Two Releases of Kong Ingress Controller Helm Chart

Hi Kong folks,

We have a use-case where we need to open up multiple HTTP listeners on Kong proxy with different configuration. Our use-case requires plain-text listeners using HTTP1.1 and HTTP2 protocol. Nginx does not support using both protocols on same listener as seen here.

Unfortunately, Kong Ingress Controller Helm chart does not support this, proxy.http.servicePort takes in a string, similar to this. Adding support for multiple servicePorts per service is a bit cumbersome since Kong chart uses the same configuration for many components, not only the HTTP proxy.

To get around this limitation we decided to deploy two instances of Kong Helm chart with different proxy.http.servicePort values. Each deployment of Kong has two proxy listener ports with two corresponding NodePorts that get traffic direct from an NLB, which in turn redirect traffic to the proxy listener port depending on the port specified in the request URL. The two Kong deployments are of the same class and should both satisfy all Ingress records.

For example:

  • (HTTP1.1) → NLB port 80 → NodePort port 30000 → kong-proxy1 Service → kong-proxy1 container HTTP1.1 listener
  • (HTTPs) → NLB port 433 → NodePort port 30001 → kong-proxy1 Service → kong-proxy1 container HTTP2+ssl listener
  • (HTTP2) → NLB port 3001 → NodePort port 30002 → kong-proxy2 Service → kong-proxy2 container HTTP2 listener
  • (HTTPs) → NLB port 3002 → NodePort port 30004 → kong-proxy2 Service → kong-proxy2 container HTTP2+ssl listener

The deployment seems to be working as expect so far on our development environment.
My questions are:

  1. As this setup is a bit unorthodox, do you see any obvious issues?
  2. Could this setup lead to unforeseen race cases?

Thank you,


Multiple instances handling the same Ingress resource will both try to update its status, and the Ingress will only report one or the other’s listener.

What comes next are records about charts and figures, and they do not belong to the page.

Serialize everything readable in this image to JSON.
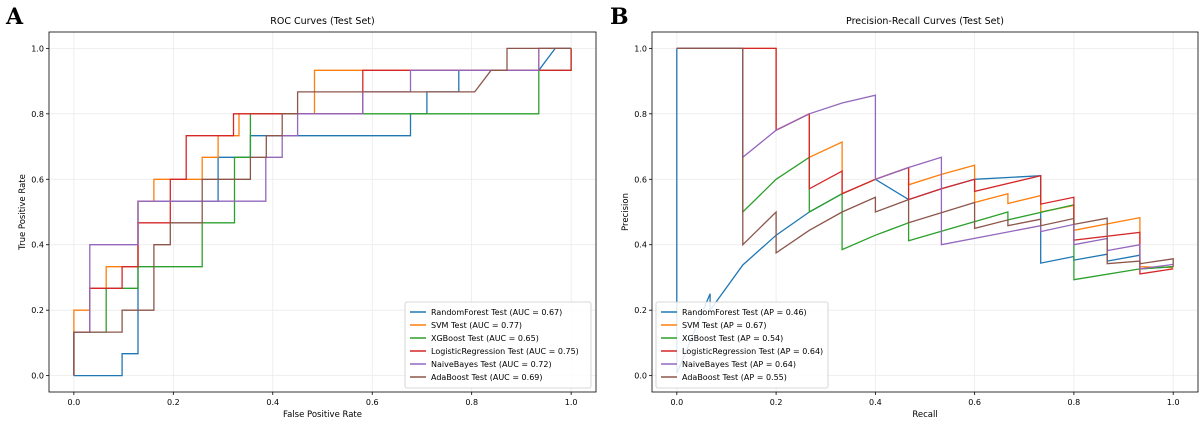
{
  "panels": [
    {
      "letter": "A"
    },
    {
      "letter": "B"
    }
  ],
  "chart_data": [
    {
      "type": "line",
      "title": "ROC Curves (Test Set)",
      "xlabel": "False Positive Rate",
      "ylabel": "True Positive Rate",
      "xlim": [
        -0.05,
        1.05
      ],
      "ylim": [
        -0.05,
        1.05
      ],
      "xticks": [
        "0.0",
        "0.2",
        "0.4",
        "0.6",
        "0.8",
        "1.0"
      ],
      "yticks": [
        "0.0",
        "0.2",
        "0.4",
        "0.6",
        "0.8",
        "1.0"
      ],
      "grid": true,
      "legend_placement": "lower-right",
      "series": [
        {
          "name": "RandomForest Test (AUC = 0.67)",
          "color": "#1f77b4",
          "points": [
            [
              0,
              0
            ],
            [
              0.097,
              0
            ],
            [
              0.097,
              0.067
            ],
            [
              0.129,
              0.067
            ],
            [
              0.129,
              0.533
            ],
            [
              0.29,
              0.533
            ],
            [
              0.29,
              0.667
            ],
            [
              0.355,
              0.667
            ],
            [
              0.355,
              0.733
            ],
            [
              0.677,
              0.733
            ],
            [
              0.677,
              0.8
            ],
            [
              0.71,
              0.8
            ],
            [
              0.71,
              0.867
            ],
            [
              0.774,
              0.867
            ],
            [
              0.774,
              0.933
            ],
            [
              0.935,
              0.933
            ],
            [
              0.968,
              1
            ],
            [
              1,
              1
            ]
          ]
        },
        {
          "name": "SVM Test (AUC = 0.77)",
          "color": "#ff7f0e",
          "points": [
            [
              0,
              0
            ],
            [
              0,
              0.2
            ],
            [
              0.032,
              0.2
            ],
            [
              0.032,
              0.267
            ],
            [
              0.065,
              0.267
            ],
            [
              0.065,
              0.333
            ],
            [
              0.097,
              0.333
            ],
            [
              0.129,
              0.333
            ],
            [
              0.129,
              0.533
            ],
            [
              0.161,
              0.533
            ],
            [
              0.161,
              0.6
            ],
            [
              0.258,
              0.6
            ],
            [
              0.258,
              0.667
            ],
            [
              0.29,
              0.667
            ],
            [
              0.29,
              0.733
            ],
            [
              0.332,
              0.733
            ],
            [
              0.332,
              0.8
            ],
            [
              0.484,
              0.8
            ],
            [
              0.484,
              0.933
            ],
            [
              0.935,
              0.933
            ],
            [
              0.935,
              1
            ],
            [
              1,
              1
            ]
          ]
        },
        {
          "name": "XGBoost Test (AUC = 0.65)",
          "color": "#2ca02c",
          "points": [
            [
              0,
              0
            ],
            [
              0,
              0.133
            ],
            [
              0.065,
              0.133
            ],
            [
              0.065,
              0.267
            ],
            [
              0.129,
              0.267
            ],
            [
              0.129,
              0.333
            ],
            [
              0.258,
              0.333
            ],
            [
              0.258,
              0.467
            ],
            [
              0.323,
              0.467
            ],
            [
              0.323,
              0.667
            ],
            [
              0.355,
              0.667
            ],
            [
              0.355,
              0.8
            ],
            [
              0.935,
              0.8
            ],
            [
              0.935,
              0.933
            ],
            [
              1,
              0.933
            ],
            [
              1,
              1
            ]
          ]
        },
        {
          "name": "LogisticRegression Test (AUC = 0.75)",
          "color": "#d62728",
          "points": [
            [
              0,
              0
            ],
            [
              0,
              0.133
            ],
            [
              0.032,
              0.133
            ],
            [
              0.032,
              0.267
            ],
            [
              0.097,
              0.267
            ],
            [
              0.097,
              0.333
            ],
            [
              0.129,
              0.333
            ],
            [
              0.129,
              0.467
            ],
            [
              0.194,
              0.467
            ],
            [
              0.194,
              0.6
            ],
            [
              0.226,
              0.6
            ],
            [
              0.226,
              0.733
            ],
            [
              0.321,
              0.733
            ],
            [
              0.321,
              0.8
            ],
            [
              0.581,
              0.8
            ],
            [
              0.581,
              0.933
            ],
            [
              1,
              0.933
            ],
            [
              1,
              1
            ]
          ]
        },
        {
          "name": "NaiveBayes Test (AUC = 0.72)",
          "color": "#9467bd",
          "points": [
            [
              0,
              0
            ],
            [
              0,
              0.133
            ],
            [
              0.032,
              0.133
            ],
            [
              0.032,
              0.4
            ],
            [
              0.129,
              0.4
            ],
            [
              0.129,
              0.533
            ],
            [
              0.386,
              0.533
            ],
            [
              0.386,
              0.667
            ],
            [
              0.419,
              0.667
            ],
            [
              0.419,
              0.733
            ],
            [
              0.45,
              0.733
            ],
            [
              0.45,
              0.8
            ],
            [
              0.581,
              0.8
            ],
            [
              0.581,
              0.867
            ],
            [
              0.677,
              0.867
            ],
            [
              0.677,
              0.933
            ],
            [
              0.935,
              0.933
            ],
            [
              0.935,
              1
            ],
            [
              1,
              1
            ]
          ]
        },
        {
          "name": "AdaBoost Test (AUC = 0.69)",
          "color": "#8c564b",
          "points": [
            [
              0,
              0
            ],
            [
              0,
              0.133
            ],
            [
              0.097,
              0.133
            ],
            [
              0.097,
              0.2
            ],
            [
              0.161,
              0.2
            ],
            [
              0.161,
              0.4
            ],
            [
              0.194,
              0.4
            ],
            [
              0.194,
              0.467
            ],
            [
              0.258,
              0.467
            ],
            [
              0.258,
              0.6
            ],
            [
              0.355,
              0.6
            ],
            [
              0.355,
              0.667
            ],
            [
              0.387,
              0.667
            ],
            [
              0.387,
              0.733
            ],
            [
              0.419,
              0.733
            ],
            [
              0.419,
              0.8
            ],
            [
              0.45,
              0.8
            ],
            [
              0.45,
              0.867
            ],
            [
              0.806,
              0.867
            ],
            [
              0.839,
              0.933
            ],
            [
              0.871,
              0.933
            ],
            [
              0.871,
              1
            ],
            [
              1,
              1
            ]
          ]
        }
      ]
    },
    {
      "type": "line",
      "title": "Precision-Recall Curves (Test Set)",
      "xlabel": "Recall",
      "ylabel": "Precision",
      "xlim": [
        -0.05,
        1.05
      ],
      "ylim": [
        -0.05,
        1.05
      ],
      "xticks": [
        "0.0",
        "0.2",
        "0.4",
        "0.6",
        "0.8",
        "1.0"
      ],
      "yticks": [
        "0.0",
        "0.2",
        "0.4",
        "0.6",
        "0.8",
        "1.0"
      ],
      "grid": true,
      "legend_placement": "lower-left",
      "series": [
        {
          "name": "RandomForest Test (AP = 0.46)",
          "color": "#1f77b4",
          "points": [
            [
              0,
              1
            ],
            [
              0,
              0.007
            ],
            [
              0.067,
              0.25
            ],
            [
              0.067,
              0.2
            ],
            [
              0.133,
              0.338
            ],
            [
              0.2,
              0.429
            ],
            [
              0.267,
              0.5
            ],
            [
              0.333,
              0.556
            ],
            [
              0.4,
              0.6
            ],
            [
              0.467,
              0.538
            ],
            [
              0.533,
              0.571
            ],
            [
              0.6,
              0.6
            ],
            [
              0.733,
              0.611
            ],
            [
              0.733,
              0.344
            ],
            [
              0.8,
              0.364
            ],
            [
              0.8,
              0.353
            ],
            [
              0.867,
              0.371
            ],
            [
              0.867,
              0.35
            ],
            [
              0.933,
              0.368
            ],
            [
              0.933,
              0.326
            ],
            [
              1,
              0.333
            ]
          ]
        },
        {
          "name": "SVM Test (AP = 0.67)",
          "color": "#ff7f0e",
          "points": [
            [
              0,
              1
            ],
            [
              0.2,
              1
            ],
            [
              0.2,
              0.75
            ],
            [
              0.267,
              0.8
            ],
            [
              0.267,
              0.667
            ],
            [
              0.333,
              0.714
            ],
            [
              0.333,
              0.556
            ],
            [
              0.4,
              0.6
            ],
            [
              0.467,
              0.636
            ],
            [
              0.467,
              0.583
            ],
            [
              0.533,
              0.615
            ],
            [
              0.6,
              0.643
            ],
            [
              0.6,
              0.529
            ],
            [
              0.667,
              0.556
            ],
            [
              0.667,
              0.526
            ],
            [
              0.733,
              0.55
            ],
            [
              0.733,
              0.5
            ],
            [
              0.8,
              0.52
            ],
            [
              0.8,
              0.444
            ],
            [
              0.933,
              0.483
            ],
            [
              0.933,
              0.333
            ],
            [
              1,
              0.33
            ]
          ]
        },
        {
          "name": "XGBoost Test (AP = 0.54)",
          "color": "#2ca02c",
          "points": [
            [
              0,
              1
            ],
            [
              0.133,
              1
            ],
            [
              0.133,
              0.5
            ],
            [
              0.2,
              0.6
            ],
            [
              0.267,
              0.667
            ],
            [
              0.267,
              0.5
            ],
            [
              0.333,
              0.556
            ],
            [
              0.333,
              0.385
            ],
            [
              0.4,
              0.429
            ],
            [
              0.467,
              0.467
            ],
            [
              0.467,
              0.412
            ],
            [
              0.667,
              0.5
            ],
            [
              0.667,
              0.476
            ],
            [
              0.8,
              0.522
            ],
            [
              0.8,
              0.293
            ],
            [
              0.933,
              0.326
            ],
            [
              1,
              0.333
            ]
          ]
        },
        {
          "name": "LogisticRegression Test (AP = 0.64)",
          "color": "#d62728",
          "points": [
            [
              0,
              1
            ],
            [
              0.2,
              1
            ],
            [
              0.2,
              0.75
            ],
            [
              0.267,
              0.8
            ],
            [
              0.267,
              0.571
            ],
            [
              0.333,
              0.625
            ],
            [
              0.333,
              0.556
            ],
            [
              0.4,
              0.6
            ],
            [
              0.467,
              0.636
            ],
            [
              0.467,
              0.538
            ],
            [
              0.533,
              0.571
            ],
            [
              0.6,
              0.6
            ],
            [
              0.6,
              0.563
            ],
            [
              0.733,
              0.611
            ],
            [
              0.733,
              0.524
            ],
            [
              0.8,
              0.545
            ],
            [
              0.8,
              0.414
            ],
            [
              0.933,
              0.438
            ],
            [
              0.933,
              0.311
            ],
            [
              1,
              0.326
            ]
          ]
        },
        {
          "name": "NaiveBayes Test (AP = 0.64)",
          "color": "#9467bd",
          "points": [
            [
              0,
              1
            ],
            [
              0.133,
              1
            ],
            [
              0.133,
              0.667
            ],
            [
              0.2,
              0.75
            ],
            [
              0.267,
              0.8
            ],
            [
              0.333,
              0.833
            ],
            [
              0.4,
              0.857
            ],
            [
              0.4,
              0.6
            ],
            [
              0.467,
              0.636
            ],
            [
              0.533,
              0.667
            ],
            [
              0.533,
              0.4
            ],
            [
              0.733,
              0.458
            ],
            [
              0.733,
              0.44
            ],
            [
              0.8,
              0.462
            ],
            [
              0.8,
              0.4
            ],
            [
              0.867,
              0.419
            ],
            [
              0.867,
              0.382
            ],
            [
              0.933,
              0.4
            ],
            [
              0.933,
              0.326
            ],
            [
              1,
              0.34
            ]
          ]
        },
        {
          "name": "AdaBoost Test (AP = 0.55)",
          "color": "#8c564b",
          "points": [
            [
              0,
              1
            ],
            [
              0.133,
              1
            ],
            [
              0.133,
              0.4
            ],
            [
              0.2,
              0.5
            ],
            [
              0.2,
              0.375
            ],
            [
              0.267,
              0.444
            ],
            [
              0.333,
              0.5
            ],
            [
              0.4,
              0.545
            ],
            [
              0.4,
              0.5
            ],
            [
              0.467,
              0.538
            ],
            [
              0.467,
              0.467
            ],
            [
              0.6,
              0.529
            ],
            [
              0.6,
              0.45
            ],
            [
              0.667,
              0.476
            ],
            [
              0.667,
              0.458
            ],
            [
              0.733,
              0.478
            ],
            [
              0.733,
              0.458
            ],
            [
              0.8,
              0.48
            ],
            [
              0.8,
              0.462
            ],
            [
              0.867,
              0.481
            ],
            [
              0.867,
              0.342
            ],
            [
              0.933,
              0.35
            ],
            [
              0.933,
              0.342
            ],
            [
              1,
              0.357
            ],
            [
              1,
              0.333
            ]
          ]
        }
      ]
    }
  ]
}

That may not be an issue since the status by itself is just informational–it could become one if you have something else that needs to use that information, however. The only way around that would be creating copies of each Ingress with a different class and configuring each instance to use that.

The chart configuration is designed to simplify the configuration required to set up ports across the Deployment, Service, and Kong listen string configuration at the cost of flexibility. However, you can override the proxy listen it normally generates by setting env.proxy_listen and edit the Deployment an Service ports after creating the release: Helm 3’s diff algorithm will preserve those through upgrades, though you’d need to redo the edits if you delete and re-install. That’s cumbersome, but it will work in a pinch to override the normal auto-generated content without forking the templates.